Asymmetric encryption is miraculous; there is no better word to describe it. For centuries, cryptographers had to live with the symmetric-key-distribution problem. They did not imagine there would turn out to be a cryptographic solution to it. The idea of a digital padlock is revolutionary, as it enables strangers to secure communications with other strangers. In the late 1990s, asymmetric encryption enabled confidentiality to be provided to the increasing number of fledgling World Wide Web users. You could argue that the success of the web is, at least in small part, down to the miracle of asymmetric encryption.

However, the two issues identified earlier regarding the use of asymmetric encryption should never be underestimated. Reliably linking users to their public keys is a complex process. And asymmetric encryption is slow. Around the year 2000, asymmetric encryption began a rapid descent on the famous Gartner Hype Cycle20 from the “peak of inflated expectations” to the “trough of disillusionment,” as the booming, and then busting, dot-com businesses realized that asymmetric encryption was a miraculous beast with a sting in its tail. What they didn’t realize is that you should never use asymmetric encryption, even in its hybrid form, unless you truly must.

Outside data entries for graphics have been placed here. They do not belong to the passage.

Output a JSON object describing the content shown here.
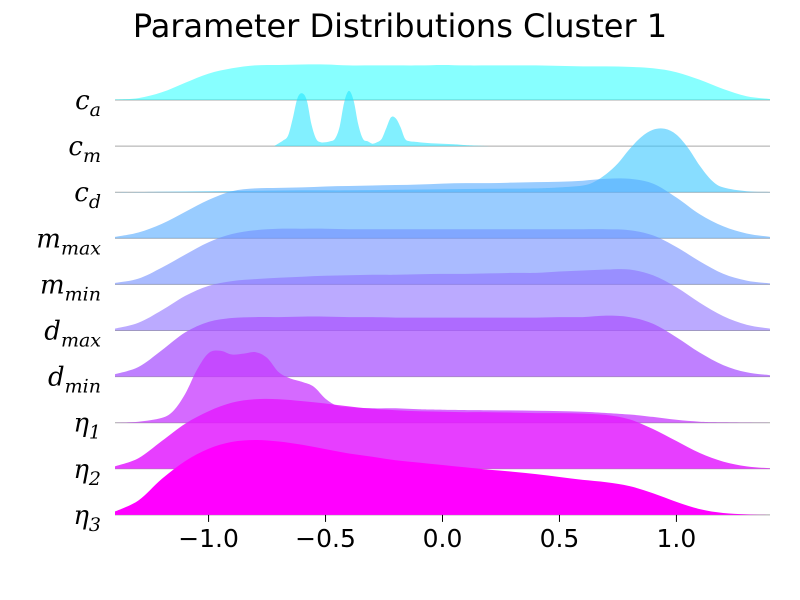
{
  "chart_data": {
    "type": "area",
    "subtype": "ridgeline",
    "title": "Parameter Distributions Cluster 1",
    "xlabel": "",
    "ylabel": "",
    "xlim": [
      -1.4,
      1.4
    ],
    "xticks": [
      -1.0,
      -0.5,
      0.0,
      0.5,
      1.0
    ],
    "xtick_labels": [
      "−1.0",
      "−0.5",
      "0.0",
      "0.5",
      "1.0"
    ],
    "grid": false,
    "legend": "none",
    "colormap": "cool",
    "series": [
      {
        "base": "c",
        "sub": "a",
        "color": "#00ffff",
        "alpha": 0.47,
        "x": [
          -1.4,
          -1.3,
          -1.2,
          -1.1,
          -1.0,
          -0.9,
          -0.8,
          -0.7,
          -0.6,
          -0.5,
          -0.4,
          -0.3,
          -0.2,
          -0.1,
          0.0,
          0.1,
          0.2,
          0.3,
          0.4,
          0.5,
          0.6,
          0.7,
          0.8,
          0.9,
          1.0,
          1.1,
          1.2,
          1.3,
          1.4
        ],
        "y": [
          0.01,
          0.04,
          0.16,
          0.36,
          0.55,
          0.66,
          0.72,
          0.73,
          0.74,
          0.74,
          0.72,
          0.72,
          0.72,
          0.72,
          0.73,
          0.72,
          0.72,
          0.72,
          0.72,
          0.71,
          0.7,
          0.7,
          0.69,
          0.66,
          0.58,
          0.42,
          0.23,
          0.08,
          0.02
        ]
      },
      {
        "base": "c",
        "sub": "m",
        "color": "#1ce3ff",
        "alpha": 0.55,
        "x": [
          -0.72,
          -0.7,
          -0.68,
          -0.66,
          -0.64,
          -0.62,
          -0.6,
          -0.58,
          -0.56,
          -0.54,
          -0.52,
          -0.5,
          -0.48,
          -0.46,
          -0.44,
          -0.42,
          -0.4,
          -0.38,
          -0.36,
          -0.34,
          -0.32,
          -0.3,
          -0.28,
          -0.26,
          -0.24,
          -0.22,
          -0.2,
          -0.18,
          -0.16,
          -0.14,
          -0.12,
          -0.1,
          -0.05,
          0.0,
          0.05,
          0.1,
          0.2
        ],
        "y": [
          0,
          0.06,
          0.12,
          0.22,
          0.58,
          1.0,
          1.1,
          0.95,
          0.45,
          0.15,
          0.08,
          0.08,
          0.1,
          0.15,
          0.4,
          0.92,
          1.15,
          0.95,
          0.45,
          0.15,
          0.1,
          0.05,
          0.08,
          0.15,
          0.38,
          0.6,
          0.58,
          0.4,
          0.15,
          0.1,
          0.09,
          0.08,
          0.06,
          0.05,
          0.04,
          0.02,
          0
        ]
      },
      {
        "base": "c",
        "sub": "d",
        "color": "#38c7ff",
        "alpha": 0.6,
        "x": [
          -1.4,
          -1.2,
          -1.0,
          -0.8,
          -0.6,
          -0.4,
          -0.2,
          0.0,
          0.2,
          0.4,
          0.5,
          0.6,
          0.65,
          0.7,
          0.75,
          0.8,
          0.85,
          0.9,
          0.95,
          1.0,
          1.05,
          1.1,
          1.15,
          1.2,
          1.3,
          1.4
        ],
        "y": [
          0,
          0.01,
          0.02,
          0.03,
          0.04,
          0.04,
          0.05,
          0.06,
          0.07,
          0.08,
          0.1,
          0.14,
          0.22,
          0.38,
          0.6,
          0.9,
          1.15,
          1.3,
          1.32,
          1.2,
          0.92,
          0.55,
          0.25,
          0.1,
          0.02,
          0.005
        ]
      },
      {
        "base": "m",
        "sub": "max",
        "color": "#55aaff",
        "alpha": 0.6,
        "x": [
          -1.4,
          -1.3,
          -1.2,
          -1.1,
          -1.0,
          -0.9,
          -0.8,
          -0.7,
          -0.6,
          -0.5,
          -0.4,
          -0.3,
          -0.2,
          -0.1,
          0.0,
          0.1,
          0.2,
          0.3,
          0.4,
          0.5,
          0.6,
          0.7,
          0.8,
          0.9,
          1.0,
          1.1,
          1.2,
          1.3,
          1.4
        ],
        "y": [
          0.03,
          0.12,
          0.3,
          0.55,
          0.8,
          0.98,
          1.04,
          1.05,
          1.06,
          1.08,
          1.09,
          1.1,
          1.11,
          1.12,
          1.14,
          1.15,
          1.15,
          1.16,
          1.17,
          1.18,
          1.2,
          1.24,
          1.24,
          1.14,
          0.85,
          0.5,
          0.25,
          0.1,
          0.03
        ]
      },
      {
        "base": "m",
        "sub": "min",
        "color": "#718eff",
        "alpha": 0.6,
        "x": [
          -1.4,
          -1.3,
          -1.2,
          -1.1,
          -1.0,
          -0.9,
          -0.8,
          -0.7,
          -0.6,
          -0.5,
          -0.4,
          -0.3,
          -0.2,
          -0.1,
          0.0,
          0.1,
          0.2,
          0.3,
          0.4,
          0.5,
          0.6,
          0.7,
          0.8,
          0.9,
          1.0,
          1.1,
          1.2,
          1.3,
          1.4
        ],
        "y": [
          0.03,
          0.12,
          0.35,
          0.62,
          0.88,
          1.05,
          1.13,
          1.16,
          1.16,
          1.16,
          1.15,
          1.15,
          1.15,
          1.15,
          1.15,
          1.15,
          1.15,
          1.15,
          1.15,
          1.15,
          1.15,
          1.15,
          1.13,
          1.02,
          0.78,
          0.48,
          0.22,
          0.08,
          0.02
        ]
      },
      {
        "base": "d",
        "sub": "max",
        "color": "#8e71ff",
        "alpha": 0.6,
        "x": [
          -1.4,
          -1.3,
          -1.2,
          -1.1,
          -1.0,
          -0.9,
          -0.8,
          -0.7,
          -0.6,
          -0.5,
          -0.4,
          -0.3,
          -0.2,
          -0.1,
          0.0,
          0.1,
          0.2,
          0.3,
          0.4,
          0.5,
          0.6,
          0.7,
          0.8,
          0.9,
          1.0,
          1.1,
          1.2,
          1.3,
          1.4
        ],
        "y": [
          0.04,
          0.16,
          0.42,
          0.72,
          0.93,
          1.03,
          1.07,
          1.1,
          1.12,
          1.14,
          1.15,
          1.16,
          1.16,
          1.17,
          1.18,
          1.18,
          1.19,
          1.2,
          1.2,
          1.23,
          1.25,
          1.27,
          1.27,
          1.15,
          0.9,
          0.58,
          0.3,
          0.12,
          0.04
        ]
      },
      {
        "base": "d",
        "sub": "min",
        "color": "#aa55ff",
        "alpha": 0.75,
        "x": [
          -1.4,
          -1.3,
          -1.2,
          -1.1,
          -1.0,
          -0.9,
          -0.8,
          -0.7,
          -0.6,
          -0.5,
          -0.4,
          -0.3,
          -0.2,
          -0.1,
          0.0,
          0.1,
          0.2,
          0.3,
          0.4,
          0.5,
          0.6,
          0.7,
          0.8,
          0.9,
          1.0,
          1.1,
          1.2,
          1.3,
          1.4
        ],
        "y": [
          0.05,
          0.2,
          0.55,
          0.92,
          1.14,
          1.22,
          1.24,
          1.24,
          1.25,
          1.25,
          1.24,
          1.24,
          1.23,
          1.23,
          1.23,
          1.23,
          1.23,
          1.23,
          1.23,
          1.24,
          1.24,
          1.27,
          1.24,
          1.1,
          0.82,
          0.5,
          0.24,
          0.09,
          0.03
        ]
      },
      {
        "base": "η",
        "sub": "1",
        "color": "#c738ff",
        "alpha": 0.75,
        "x": [
          -1.4,
          -1.3,
          -1.2,
          -1.15,
          -1.1,
          -1.05,
          -1.0,
          -0.95,
          -0.9,
          -0.85,
          -0.8,
          -0.75,
          -0.7,
          -0.65,
          -0.6,
          -0.55,
          -0.5,
          -0.45,
          -0.4,
          -0.3,
          -0.2,
          -0.1,
          0.0,
          0.2,
          0.4,
          0.6,
          0.8,
          0.9,
          1.0,
          1.1,
          1.2,
          1.4
        ],
        "y": [
          0,
          0.02,
          0.1,
          0.25,
          0.6,
          1.1,
          1.45,
          1.5,
          1.42,
          1.44,
          1.47,
          1.35,
          1.05,
          0.92,
          0.85,
          0.75,
          0.5,
          0.35,
          0.32,
          0.3,
          0.3,
          0.28,
          0.27,
          0.26,
          0.25,
          0.23,
          0.17,
          0.12,
          0.06,
          0.02,
          0.01,
          0
        ]
      },
      {
        "base": "η",
        "sub": "2",
        "color": "#e31cff",
        "alpha": 0.85,
        "x": [
          -1.4,
          -1.3,
          -1.2,
          -1.1,
          -1.0,
          -0.9,
          -0.8,
          -0.7,
          -0.6,
          -0.5,
          -0.4,
          -0.3,
          -0.2,
          -0.1,
          0.0,
          0.1,
          0.2,
          0.3,
          0.4,
          0.5,
          0.6,
          0.7,
          0.8,
          0.9,
          1.0,
          1.1,
          1.2,
          1.3,
          1.4
        ],
        "y": [
          0.05,
          0.22,
          0.58,
          0.94,
          1.2,
          1.38,
          1.45,
          1.45,
          1.41,
          1.36,
          1.3,
          1.25,
          1.22,
          1.2,
          1.19,
          1.18,
          1.18,
          1.17,
          1.16,
          1.16,
          1.15,
          1.12,
          1.03,
          0.83,
          0.58,
          0.33,
          0.15,
          0.05,
          0.01
        ]
      },
      {
        "base": "η",
        "sub": "3",
        "color": "#ff00ff",
        "alpha": 1.0,
        "x": [
          -1.4,
          -1.3,
          -1.2,
          -1.1,
          -1.0,
          -0.9,
          -0.8,
          -0.7,
          -0.6,
          -0.5,
          -0.4,
          -0.3,
          -0.2,
          -0.1,
          0.0,
          0.1,
          0.2,
          0.3,
          0.4,
          0.5,
          0.6,
          0.7,
          0.8,
          0.9,
          1.0,
          1.1,
          1.2,
          1.3,
          1.4
        ],
        "y": [
          0.07,
          0.3,
          0.75,
          1.12,
          1.38,
          1.52,
          1.56,
          1.53,
          1.46,
          1.37,
          1.28,
          1.21,
          1.14,
          1.09,
          1.04,
          0.99,
          0.94,
          0.9,
          0.85,
          0.79,
          0.73,
          0.68,
          0.6,
          0.45,
          0.27,
          0.12,
          0.04,
          0.01,
          0.0
        ]
      }
    ]
  }
}
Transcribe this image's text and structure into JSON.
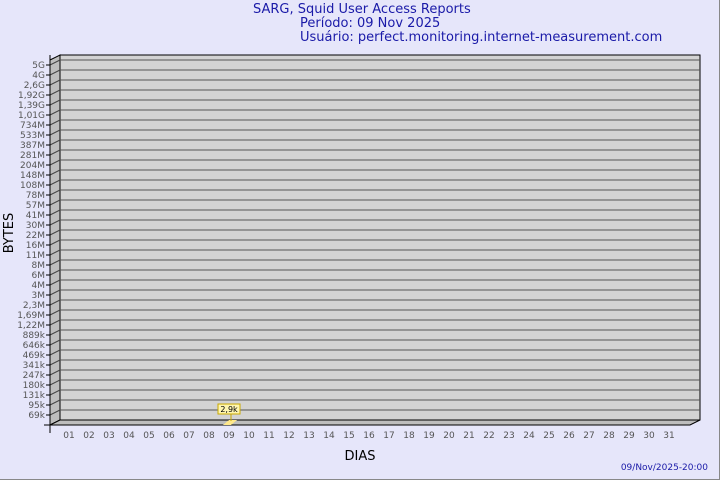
{
  "header": {
    "title": "SARG, Squid User Access Reports",
    "period": "Período: 09 Nov 2025",
    "user": "Usuário: perfect.monitoring.internet-measurement.com"
  },
  "footer": {
    "timestamp": "09/Nov/2025-20:00"
  },
  "colors": {
    "background": "#e6e6fa",
    "plot": "#d3d3d3",
    "bar": "#ffe88c",
    "title": "#1a1aa8"
  },
  "chart_data": {
    "type": "bar",
    "xlabel": "DIAS",
    "ylabel": "BYTES",
    "y_scale": "log",
    "grid": true,
    "y_tick_labels": [
      "5G",
      "4G",
      "2,6G",
      "1,92G",
      "1,39G",
      "1,01G",
      "734M",
      "533M",
      "387M",
      "281M",
      "204M",
      "148M",
      "108M",
      "78M",
      "57M",
      "41M",
      "30M",
      "22M",
      "16M",
      "11M",
      "8M",
      "6M",
      "4M",
      "3M",
      "2,3M",
      "1,69M",
      "1,22M",
      "889k",
      "646k",
      "469k",
      "341k",
      "247k",
      "180k",
      "131k",
      "95k",
      "69k"
    ],
    "categories": [
      "01",
      "02",
      "03",
      "04",
      "05",
      "06",
      "07",
      "08",
      "09",
      "10",
      "11",
      "12",
      "13",
      "14",
      "15",
      "16",
      "17",
      "18",
      "19",
      "20",
      "21",
      "22",
      "23",
      "24",
      "25",
      "26",
      "27",
      "28",
      "29",
      "30",
      "31"
    ],
    "bars": [
      {
        "day": "09",
        "value": 2900,
        "label": "2,9k"
      }
    ]
  }
}
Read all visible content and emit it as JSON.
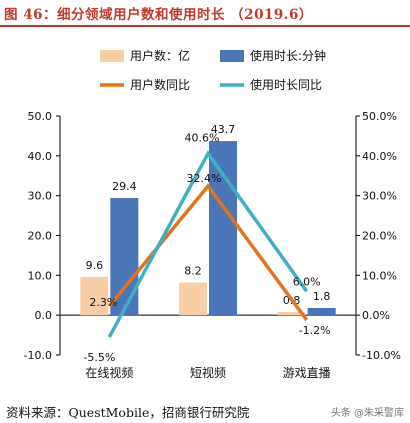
{
  "title": "图 46：细分领域用户数和使用时长 （2019.6）",
  "source": "资料来源：QuestMobile，招商银行研究院",
  "watermark": "头条 @朱采警库",
  "chart_data": {
    "type": "bar+line",
    "categories": [
      "在线视频",
      "短视频",
      "游戏直播"
    ],
    "bar_series": [
      {
        "name": "用户数：亿",
        "color": "#f9cda8",
        "values": [
          9.6,
          8.2,
          0.8
        ]
      },
      {
        "name": "使用时长:分钟",
        "color": "#4a76b8",
        "values": [
          29.4,
          43.7,
          1.8
        ]
      }
    ],
    "line_series": [
      {
        "name": "用户数同比",
        "color": "#e3731d",
        "values": [
          2.3,
          32.4,
          -1.2
        ]
      },
      {
        "name": "使用时长同比",
        "color": "#3fb0c4",
        "values": [
          -5.5,
          40.6,
          6.0
        ]
      }
    ],
    "bar_labels": [
      [
        "9.6",
        "8.2",
        "0.8"
      ],
      [
        "29.4",
        "43.7",
        "1.8"
      ]
    ],
    "line_labels": [
      [
        "2.3%",
        "32.4%",
        "-1.2%"
      ],
      [
        "-5.5%",
        "40.6%",
        "6.0%"
      ]
    ],
    "y_left": {
      "min": -10,
      "max": 50,
      "ticks": [
        "-10.0",
        "0.0",
        "10.0",
        "20.0",
        "30.0",
        "40.0",
        "50.0"
      ]
    },
    "y_right": {
      "min": -10,
      "max": 50,
      "ticks": [
        "-10.0%",
        "0.0%",
        "10.0%",
        "20.0%",
        "30.0%",
        "40.0%",
        "50.0%"
      ]
    },
    "legend": [
      "用户数：亿",
      "使用时长:分钟",
      "用户数同比",
      "使用时长同比"
    ],
    "legend_position": "top",
    "grid": false
  }
}
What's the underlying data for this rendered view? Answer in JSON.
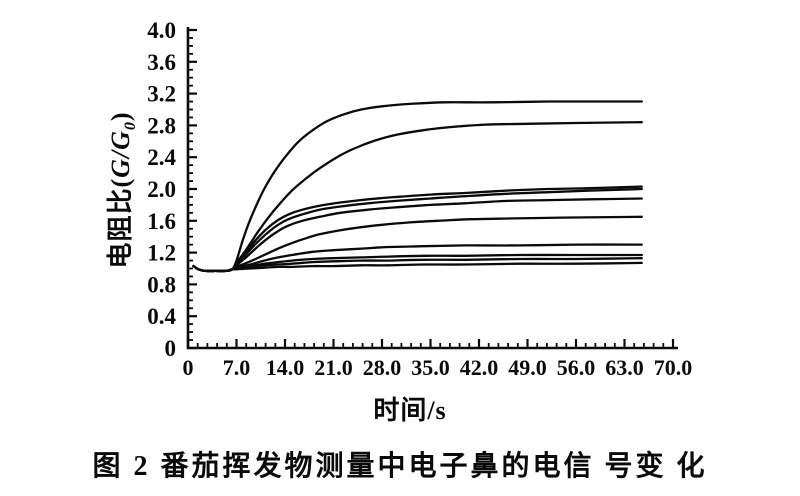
{
  "figure": {
    "caption": "图 2  番茄挥发物测量中电子鼻的电信 号变 化"
  },
  "chart_data": {
    "type": "line",
    "title": "",
    "xlabel": "时间/s",
    "ylabel": "电阻比(G/G₀)",
    "ylabel_parts": {
      "prefix": "电阻比(",
      "var": "G/G",
      "sub": "0",
      "suffix": ")"
    },
    "xlim": [
      0,
      70
    ],
    "ylim": [
      0,
      4.0
    ],
    "x_major_ticks": [
      0,
      7,
      14,
      21,
      28,
      35,
      42,
      49,
      56,
      63,
      70
    ],
    "x_tick_labels": [
      "0",
      "7.0",
      "14.0",
      "21.0",
      "28.0",
      "35.0",
      "42.0",
      "49.0",
      "56.0",
      "63.0",
      "70.0"
    ],
    "x_minor_step": 1.4,
    "y_major_ticks": [
      0,
      0.4,
      0.8,
      1.2,
      1.6,
      2.0,
      2.4,
      2.8,
      3.2,
      3.6,
      4.0
    ],
    "y_tick_labels": [
      "0",
      "0.4",
      "0.8",
      "1.2",
      "1.6",
      "2.0",
      "2.4",
      "2.8",
      "3.2",
      "3.6",
      "4.0"
    ],
    "y_minor_step": 0.1,
    "grid": false,
    "legend": "none",
    "axis_color": "#0a0a0a",
    "line_color": "#0a0a0a",
    "series": [
      {
        "points": [
          [
            0.8,
            1.03
          ],
          [
            1.5,
            0.99
          ],
          [
            2.5,
            0.97
          ],
          [
            4,
            0.97
          ],
          [
            5.5,
            0.97
          ],
          [
            6.4,
            0.99
          ],
          [
            7,
            1.1
          ],
          [
            8,
            1.38
          ],
          [
            9,
            1.62
          ],
          [
            10,
            1.82
          ],
          [
            11,
            2.0
          ],
          [
            12.5,
            2.22
          ],
          [
            14,
            2.4
          ],
          [
            16,
            2.6
          ],
          [
            18,
            2.74
          ],
          [
            20,
            2.85
          ],
          [
            22.5,
            2.94
          ],
          [
            25,
            3.0
          ],
          [
            28,
            3.04
          ],
          [
            32,
            3.07
          ],
          [
            37,
            3.09
          ],
          [
            44,
            3.09
          ],
          [
            52,
            3.1
          ],
          [
            59,
            3.1
          ],
          [
            65.5,
            3.1
          ]
        ]
      },
      {
        "points": [
          [
            0.8,
            1.03
          ],
          [
            1.5,
            0.99
          ],
          [
            2.5,
            0.97
          ],
          [
            4,
            0.97
          ],
          [
            5.5,
            0.97
          ],
          [
            6.4,
            0.99
          ],
          [
            7,
            1.07
          ],
          [
            8.5,
            1.25
          ],
          [
            10,
            1.45
          ],
          [
            11.5,
            1.63
          ],
          [
            13,
            1.79
          ],
          [
            15,
            1.98
          ],
          [
            17,
            2.13
          ],
          [
            19,
            2.26
          ],
          [
            21.5,
            2.4
          ],
          [
            24,
            2.51
          ],
          [
            27,
            2.61
          ],
          [
            30,
            2.68
          ],
          [
            34,
            2.74
          ],
          [
            38,
            2.78
          ],
          [
            43,
            2.81
          ],
          [
            49,
            2.82
          ],
          [
            56,
            2.83
          ],
          [
            65.5,
            2.84
          ]
        ]
      },
      {
        "points": [
          [
            0.8,
            1.03
          ],
          [
            1.5,
            0.99
          ],
          [
            2.5,
            0.97
          ],
          [
            4,
            0.97
          ],
          [
            5.5,
            0.97
          ],
          [
            6.4,
            0.99
          ],
          [
            7,
            1.06
          ],
          [
            8.5,
            1.22
          ],
          [
            10,
            1.38
          ],
          [
            11.5,
            1.51
          ],
          [
            13,
            1.61
          ],
          [
            14.5,
            1.68
          ],
          [
            16.5,
            1.74
          ],
          [
            19,
            1.79
          ],
          [
            22,
            1.83
          ],
          [
            26,
            1.87
          ],
          [
            30,
            1.9
          ],
          [
            35,
            1.93
          ],
          [
            40,
            1.95
          ],
          [
            46,
            1.98
          ],
          [
            52,
            2.0
          ],
          [
            58,
            2.01
          ],
          [
            65.5,
            2.03
          ]
        ]
      },
      {
        "points": [
          [
            0.8,
            1.03
          ],
          [
            1.5,
            0.99
          ],
          [
            2.5,
            0.97
          ],
          [
            4,
            0.97
          ],
          [
            5.5,
            0.97
          ],
          [
            6.4,
            0.99
          ],
          [
            7,
            1.05
          ],
          [
            8.5,
            1.19
          ],
          [
            10,
            1.33
          ],
          [
            11.5,
            1.45
          ],
          [
            13,
            1.55
          ],
          [
            14.5,
            1.62
          ],
          [
            16.5,
            1.68
          ],
          [
            19,
            1.74
          ],
          [
            22,
            1.78
          ],
          [
            26,
            1.82
          ],
          [
            30,
            1.85
          ],
          [
            35,
            1.88
          ],
          [
            40,
            1.91
          ],
          [
            46,
            1.94
          ],
          [
            52,
            1.96
          ],
          [
            58,
            1.98
          ],
          [
            65.5,
            2.0
          ]
        ]
      },
      {
        "points": [
          [
            0.8,
            1.03
          ],
          [
            1.5,
            0.99
          ],
          [
            2.5,
            0.97
          ],
          [
            4,
            0.97
          ],
          [
            5.5,
            0.97
          ],
          [
            6.4,
            0.99
          ],
          [
            7,
            1.04
          ],
          [
            8.5,
            1.15
          ],
          [
            10,
            1.27
          ],
          [
            11.5,
            1.38
          ],
          [
            13,
            1.47
          ],
          [
            14.5,
            1.54
          ],
          [
            16.5,
            1.6
          ],
          [
            19,
            1.65
          ],
          [
            22,
            1.7
          ],
          [
            26,
            1.74
          ],
          [
            30,
            1.77
          ],
          [
            35,
            1.8
          ],
          [
            40,
            1.82
          ],
          [
            46,
            1.85
          ],
          [
            52,
            1.86
          ],
          [
            58,
            1.87
          ],
          [
            65.5,
            1.88
          ]
        ]
      },
      {
        "points": [
          [
            0.8,
            1.03
          ],
          [
            1.5,
            0.99
          ],
          [
            2.5,
            0.97
          ],
          [
            4,
            0.97
          ],
          [
            5.5,
            0.97
          ],
          [
            6.4,
            0.99
          ],
          [
            7,
            1.02
          ],
          [
            9,
            1.09
          ],
          [
            11,
            1.17
          ],
          [
            13,
            1.25
          ],
          [
            15,
            1.32
          ],
          [
            17,
            1.38
          ],
          [
            19,
            1.43
          ],
          [
            22,
            1.48
          ],
          [
            25,
            1.52
          ],
          [
            28,
            1.55
          ],
          [
            32,
            1.58
          ],
          [
            36,
            1.6
          ],
          [
            41,
            1.62
          ],
          [
            47,
            1.63
          ],
          [
            54,
            1.64
          ],
          [
            65.5,
            1.65
          ]
        ]
      },
      {
        "points": [
          [
            0.8,
            1.03
          ],
          [
            1.5,
            0.99
          ],
          [
            2.5,
            0.97
          ],
          [
            4,
            0.97
          ],
          [
            5.5,
            0.97
          ],
          [
            6.4,
            0.99
          ],
          [
            7,
            1.01
          ],
          [
            9,
            1.05
          ],
          [
            11,
            1.1
          ],
          [
            13,
            1.14
          ],
          [
            15,
            1.17
          ],
          [
            18,
            1.21
          ],
          [
            21,
            1.23
          ],
          [
            25,
            1.25
          ],
          [
            29,
            1.27
          ],
          [
            34,
            1.28
          ],
          [
            40,
            1.29
          ],
          [
            48,
            1.29
          ],
          [
            56,
            1.3
          ],
          [
            65.5,
            1.3
          ]
        ]
      },
      {
        "points": [
          [
            0.8,
            1.03
          ],
          [
            1.5,
            0.99
          ],
          [
            2.5,
            0.97
          ],
          [
            4,
            0.97
          ],
          [
            5.5,
            0.97
          ],
          [
            6.4,
            0.99
          ],
          [
            7,
            1.0
          ],
          [
            9,
            1.03
          ],
          [
            11,
            1.06
          ],
          [
            13,
            1.08
          ],
          [
            15,
            1.1
          ],
          [
            18,
            1.12
          ],
          [
            21,
            1.13
          ],
          [
            25,
            1.14
          ],
          [
            29,
            1.15
          ],
          [
            34,
            1.16
          ],
          [
            40,
            1.16
          ],
          [
            48,
            1.17
          ],
          [
            56,
            1.17
          ],
          [
            65.5,
            1.17
          ]
        ]
      },
      {
        "points": [
          [
            0.8,
            1.03
          ],
          [
            1.5,
            0.99
          ],
          [
            2.5,
            0.97
          ],
          [
            4,
            0.97
          ],
          [
            5.5,
            0.97
          ],
          [
            6.4,
            0.99
          ],
          [
            7,
            1.0
          ],
          [
            9,
            1.02
          ],
          [
            11,
            1.04
          ],
          [
            13,
            1.05
          ],
          [
            15,
            1.06
          ],
          [
            18,
            1.08
          ],
          [
            21,
            1.09
          ],
          [
            25,
            1.1
          ],
          [
            29,
            1.1
          ],
          [
            34,
            1.11
          ],
          [
            40,
            1.11
          ],
          [
            48,
            1.12
          ],
          [
            56,
            1.12
          ],
          [
            65.5,
            1.13
          ]
        ]
      },
      {
        "points": [
          [
            0.8,
            1.03
          ],
          [
            1.5,
            0.99
          ],
          [
            2.5,
            0.97
          ],
          [
            4,
            0.97
          ],
          [
            5.5,
            0.97
          ],
          [
            6.4,
            0.99
          ],
          [
            7,
            0.99
          ],
          [
            9,
            1.0
          ],
          [
            11,
            1.01
          ],
          [
            13,
            1.02
          ],
          [
            15,
            1.02
          ],
          [
            18,
            1.03
          ],
          [
            21,
            1.03
          ],
          [
            25,
            1.04
          ],
          [
            29,
            1.04
          ],
          [
            34,
            1.05
          ],
          [
            40,
            1.05
          ],
          [
            48,
            1.06
          ],
          [
            56,
            1.06
          ],
          [
            65.5,
            1.07
          ]
        ]
      }
    ]
  }
}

The core issue is this: the only times you genuinely need to use a digital padlock are when you are operating in a relatively open environment, where you don’t have full control over the wider system (including the users and the underlying network). This is precisely the case when we browse the web, or send emails around the globe. If, on the other hand, you are in a closed environment, where you can exert control over the system, then you don’t need asymmetric encryption at all.

Choose your favorite user of encryption technology. Choose banks. Mobile phone companies. Car companies deploying electronic keys. Issuers of smartcards for transportation ticketing. Controllers of a Wi-Fi network. In all these examples, there is an entity that has control over users of the system, the network being used, and, most importantly, a managed process by which symmetric keys can be distributed. Whenever you can control users and easily distribute keys, there is absolutely no need for asymmetric encryption. If you can encrypt quite happily by using only speedy symmetric encryption, this is precisely what you should do.

Asymmetric encryption should be regarded as a tool solving a very specific problem: how to share a secret with a stranger. Solutions to achieving this seemingly impossible task might well have their drawbacks, but what matters is that they’re possible, and available to use whenever (but only whenever) we strictly need them.

* 100 petaflops = 100,000,000,000,000,000 operations per second.